0347
2006-04-16
魂砕き
 その漢字の書き取り問題を見たとき、
彼は大好きな祖父のことを思い出した。
「しいっ」
 夜の縁側、月明かりの下。
やさしげな笑みでしわしわの指を口に当て、耳を澄ますしぐさ。
 少年もそれにならうと、彼の祖父は言う。
「さあ、何が聞こえる?」
 リーリー。
 ざわざわ。
 ちりりん。
「いろんな音」
 少年が口にすると、その頭を撫でて、
「そうだろう。

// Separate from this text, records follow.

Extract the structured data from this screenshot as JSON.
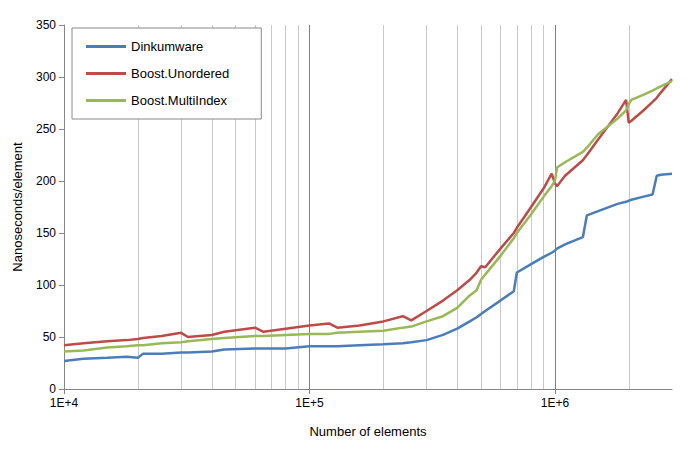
{
  "chart_data": {
    "type": "line",
    "x_label": "Number of elements",
    "y_label": "Nanoseconds/element",
    "log": "x",
    "grid": true,
    "legend": "top-left",
    "xlim": [
      10000,
      3000000
    ],
    "xticks": [
      {
        "value": 10000,
        "label": "1E+4"
      },
      {
        "value": 100000,
        "label": "1E+5"
      },
      {
        "value": 1000000,
        "label": "1E+6"
      }
    ],
    "ylim": [
      0,
      350
    ],
    "yticks": [
      0,
      50,
      100,
      150,
      200,
      250,
      300,
      350
    ],
    "x": [
      10000,
      12000,
      15000,
      18000,
      20000,
      21000,
      25000,
      30000,
      32000,
      40000,
      45000,
      60000,
      65000,
      80000,
      100000,
      120000,
      130000,
      160000,
      200000,
      240000,
      260000,
      300000,
      350000,
      400000,
      450000,
      480000,
      500000,
      520000,
      600000,
      680000,
      700000,
      800000,
      900000,
      970000,
      1000000,
      1020000,
      1100000,
      1300000,
      1350000,
      1500000,
      1800000,
      1950000,
      2000000,
      2050000,
      2300000,
      2500000,
      2600000,
      2700000,
      3000000
    ],
    "series": [
      {
        "name": "Dinkumware",
        "color": "#4a7ebb",
        "values": [
          27,
          29,
          30,
          31,
          30,
          34,
          34,
          35,
          35,
          36,
          38,
          39,
          39,
          39,
          41,
          41,
          41,
          42,
          43,
          44,
          45,
          47,
          52,
          58,
          65,
          69,
          72,
          75,
          85,
          94,
          112,
          120,
          127,
          131,
          133,
          135,
          139,
          146,
          167,
          171,
          178,
          180,
          181,
          182,
          185,
          187,
          205,
          206,
          207
        ]
      },
      {
        "name": "Boost.Unordered",
        "color": "#be4b48",
        "values": [
          42,
          44,
          46,
          47,
          48,
          49,
          51,
          54,
          50,
          52,
          55,
          59,
          55,
          58,
          61,
          63,
          59,
          61,
          65,
          70,
          66,
          75,
          85,
          95,
          105,
          112,
          118,
          117,
          135,
          150,
          155,
          175,
          193,
          207,
          198,
          195,
          205,
          220,
          225,
          240,
          265,
          278,
          256,
          258,
          268,
          276,
          280,
          285,
          298
        ]
      },
      {
        "name": "Boost.MultiIndex",
        "color": "#98b954",
        "values": [
          36,
          37,
          40,
          41,
          42,
          42,
          44,
          45,
          46,
          48,
          49,
          51,
          51,
          52,
          53,
          53,
          54,
          55,
          56,
          59,
          60,
          65,
          70,
          78,
          90,
          95,
          105,
          110,
          128,
          145,
          150,
          168,
          185,
          195,
          200,
          213,
          218,
          228,
          232,
          245,
          260,
          268,
          274,
          278,
          283,
          287,
          289,
          291,
          296
        ]
      }
    ]
  }
}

それが秋のおとづれ。
何でもいきなりやって来ると、誰だって驚く。
だから季節だって来る前にいろんな音を連れてきて、
今から行きますよ、これからやってきますよと教えてくれるし、
人をたずねるときは入り口の前でセキをしたり、
戸をたたいたりして教えるのが礼儀なんだ。
それが、おとづれを『音を連れる』と書いてきた、
この国の魂なんだよ」

 そこで彼は空欄に誇らしくその文字を書いたが、
手元に戻ってきた紙を見た彼の目に入ったのは
赤々とついた×印。そしてその横のこんな文章だった。
『機械での変換は間違っていることがよくあります。